Various staff members of the U.S. Sentencing Commission now believe that it is most likely the Supreme Court will uphold the guidelines. Nevertheless, they are planning for legislative options in the event that the guidelines are struck down. Part of that planning will be based on a comprehensive and empirically rigorous 15-Year Review of the current guideline system. The review, prepared by the staff and now being considered for possible adoption by the commissioners, tries to identify the strong and weak points of the guidelines in carrying out the purposes of the 1984 Sentencing Reform Act.

Participants at the conference were all speculating about the likely shape of any new legislation to reshape federal sentencing. The predictions were all over the map in some respects, but there was powerful consensus about one thing. The final product, in the view of most conference participants, would leave prosecutors with at least as much power as they held before Blakely, and would leave judges and defense attorneys with at least as little power.

Though quite pleased to hear the USSC is working on a Plan B, I am troubled by the idea that the USSC staff thought it likely the High Court would uphold the guidelines in the face of Blakely. In accord with Judge Cassell in Croxford and Judge Posner in Booker and the Ninth Circuit in Ameline and so many district court opinions, I cannot find a principled, jurisprudentially sound way to avoid the conclusion that Blakely renders at least part of the federal guidelines unconstitutional.

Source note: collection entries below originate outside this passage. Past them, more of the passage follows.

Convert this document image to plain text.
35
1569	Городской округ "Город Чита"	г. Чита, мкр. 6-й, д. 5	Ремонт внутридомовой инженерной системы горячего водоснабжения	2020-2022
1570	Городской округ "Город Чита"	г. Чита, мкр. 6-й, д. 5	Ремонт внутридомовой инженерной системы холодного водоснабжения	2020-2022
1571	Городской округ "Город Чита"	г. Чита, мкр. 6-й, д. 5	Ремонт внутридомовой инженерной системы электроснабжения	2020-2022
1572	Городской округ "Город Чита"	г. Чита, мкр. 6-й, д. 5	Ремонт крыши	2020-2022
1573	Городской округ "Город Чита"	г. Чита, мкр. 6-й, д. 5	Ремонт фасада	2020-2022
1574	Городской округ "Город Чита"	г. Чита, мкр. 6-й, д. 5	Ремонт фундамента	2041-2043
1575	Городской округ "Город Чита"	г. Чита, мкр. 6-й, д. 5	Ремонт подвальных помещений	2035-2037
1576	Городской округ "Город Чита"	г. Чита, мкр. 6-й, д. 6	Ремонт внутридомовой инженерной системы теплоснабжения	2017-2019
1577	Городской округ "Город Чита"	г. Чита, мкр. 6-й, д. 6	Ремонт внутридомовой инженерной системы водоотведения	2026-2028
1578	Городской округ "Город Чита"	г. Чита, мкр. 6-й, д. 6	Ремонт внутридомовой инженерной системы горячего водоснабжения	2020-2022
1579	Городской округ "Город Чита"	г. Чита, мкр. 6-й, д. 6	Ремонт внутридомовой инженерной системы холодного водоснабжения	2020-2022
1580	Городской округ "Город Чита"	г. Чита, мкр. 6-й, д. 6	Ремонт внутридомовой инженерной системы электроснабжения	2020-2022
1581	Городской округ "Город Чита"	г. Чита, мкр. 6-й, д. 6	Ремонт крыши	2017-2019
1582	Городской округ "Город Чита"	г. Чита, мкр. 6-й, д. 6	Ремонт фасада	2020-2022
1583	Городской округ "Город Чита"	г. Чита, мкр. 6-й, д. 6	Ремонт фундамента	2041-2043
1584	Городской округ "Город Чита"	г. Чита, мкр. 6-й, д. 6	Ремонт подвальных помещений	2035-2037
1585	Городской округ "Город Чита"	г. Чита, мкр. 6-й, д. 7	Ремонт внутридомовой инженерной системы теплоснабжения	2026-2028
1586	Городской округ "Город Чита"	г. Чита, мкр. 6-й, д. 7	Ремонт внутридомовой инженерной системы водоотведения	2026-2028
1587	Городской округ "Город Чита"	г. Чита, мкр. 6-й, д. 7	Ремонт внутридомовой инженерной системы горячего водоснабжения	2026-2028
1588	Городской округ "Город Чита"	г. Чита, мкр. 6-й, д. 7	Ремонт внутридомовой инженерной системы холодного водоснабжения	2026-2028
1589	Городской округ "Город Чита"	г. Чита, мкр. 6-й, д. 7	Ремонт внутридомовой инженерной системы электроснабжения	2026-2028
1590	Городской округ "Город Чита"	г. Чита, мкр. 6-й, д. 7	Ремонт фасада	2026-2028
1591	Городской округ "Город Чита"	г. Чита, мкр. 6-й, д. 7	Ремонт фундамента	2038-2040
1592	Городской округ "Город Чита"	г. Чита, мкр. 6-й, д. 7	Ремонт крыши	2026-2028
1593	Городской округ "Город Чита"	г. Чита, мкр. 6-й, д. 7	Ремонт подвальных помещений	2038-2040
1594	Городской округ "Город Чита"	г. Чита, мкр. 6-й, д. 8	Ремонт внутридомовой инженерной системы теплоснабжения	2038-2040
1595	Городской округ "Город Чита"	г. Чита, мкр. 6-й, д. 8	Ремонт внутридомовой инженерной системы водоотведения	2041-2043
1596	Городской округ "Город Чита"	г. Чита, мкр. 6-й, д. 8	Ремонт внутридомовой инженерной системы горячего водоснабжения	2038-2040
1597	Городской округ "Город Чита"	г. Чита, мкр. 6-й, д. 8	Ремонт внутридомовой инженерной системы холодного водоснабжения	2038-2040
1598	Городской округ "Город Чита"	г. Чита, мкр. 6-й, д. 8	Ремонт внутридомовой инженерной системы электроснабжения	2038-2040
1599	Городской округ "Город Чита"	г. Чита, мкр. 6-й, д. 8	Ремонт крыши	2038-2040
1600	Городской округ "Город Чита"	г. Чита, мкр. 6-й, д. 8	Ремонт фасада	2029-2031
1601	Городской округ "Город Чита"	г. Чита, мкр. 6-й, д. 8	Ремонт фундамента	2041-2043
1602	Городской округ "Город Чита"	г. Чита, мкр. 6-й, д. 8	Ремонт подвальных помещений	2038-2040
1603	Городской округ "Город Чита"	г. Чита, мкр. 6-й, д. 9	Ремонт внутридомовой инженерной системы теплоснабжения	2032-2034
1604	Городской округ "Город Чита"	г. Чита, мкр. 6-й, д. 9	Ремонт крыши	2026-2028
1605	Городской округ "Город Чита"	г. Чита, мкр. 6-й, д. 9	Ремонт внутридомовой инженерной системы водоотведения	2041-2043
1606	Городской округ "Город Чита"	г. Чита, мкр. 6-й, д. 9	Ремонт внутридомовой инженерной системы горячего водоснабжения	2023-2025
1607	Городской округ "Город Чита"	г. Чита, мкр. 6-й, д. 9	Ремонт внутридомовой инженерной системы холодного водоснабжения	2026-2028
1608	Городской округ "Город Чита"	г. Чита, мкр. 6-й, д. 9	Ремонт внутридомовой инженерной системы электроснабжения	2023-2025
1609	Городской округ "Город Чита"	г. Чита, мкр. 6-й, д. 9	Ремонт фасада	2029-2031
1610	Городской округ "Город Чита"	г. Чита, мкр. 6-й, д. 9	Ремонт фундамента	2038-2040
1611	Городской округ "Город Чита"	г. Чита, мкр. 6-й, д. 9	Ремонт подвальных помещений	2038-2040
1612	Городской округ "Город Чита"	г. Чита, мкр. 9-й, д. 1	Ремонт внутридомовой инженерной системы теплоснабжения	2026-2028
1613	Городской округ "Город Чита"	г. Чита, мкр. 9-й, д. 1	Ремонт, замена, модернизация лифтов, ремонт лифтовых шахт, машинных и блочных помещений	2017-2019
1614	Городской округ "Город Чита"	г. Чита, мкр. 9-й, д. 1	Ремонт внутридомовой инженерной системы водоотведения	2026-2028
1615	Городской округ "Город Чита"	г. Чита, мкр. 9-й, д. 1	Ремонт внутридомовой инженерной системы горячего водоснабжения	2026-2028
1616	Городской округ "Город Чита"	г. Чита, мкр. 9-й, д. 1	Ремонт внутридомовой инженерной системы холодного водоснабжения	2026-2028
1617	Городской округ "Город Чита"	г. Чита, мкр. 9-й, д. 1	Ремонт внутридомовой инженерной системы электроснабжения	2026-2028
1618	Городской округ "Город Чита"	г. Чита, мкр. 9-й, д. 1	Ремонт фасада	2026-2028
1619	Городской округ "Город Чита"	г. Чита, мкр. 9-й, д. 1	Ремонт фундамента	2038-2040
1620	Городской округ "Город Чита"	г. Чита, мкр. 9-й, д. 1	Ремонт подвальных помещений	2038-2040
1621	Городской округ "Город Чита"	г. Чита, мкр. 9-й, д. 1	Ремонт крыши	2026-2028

I can, however, appreciate many powerful pragmatic arguments for not applying Blakely to the guidelines because of the havoc likely to result from declaring unconstitutional a long-in-development and long-in-operation federal sentencing scheme. Indeed, I recently received a copy of a brief in which the government colorfully describes the consequences of applying Blakely to the federal guidelines (I have added the picture which merits a click to make larger):

revised_godzilla

To upset that understanding now [that judges can find facts by a preponderance at sentencing] would wreak havoc on the federal criminal justice system. Godzilla rampaging through Tokyo during a level 10 (on the Richter scale) earthquake could not wreak more havoc…. Pandemonium would reign supreme.

Staff members at the USSC apparently believe that the Supreme Court, following what is now a majority of circuit courts, will be moved more by pragmatism than principle to uphold the federal guidelines and reign in Godzilla, … I mean Blakely. Though I make no predictions about the likely outcome in the Supreme Court, I do think Booker and Fanfan place the tension between principle and pragmatism in stark relief. Indeed, even the Blakely decision itself highlighted this dynamic: the dissenters really did not have any strong principled arguments against the majority’s holding, but they did present quite powerful (though ultimately unsuccessful) pragmatic arguments.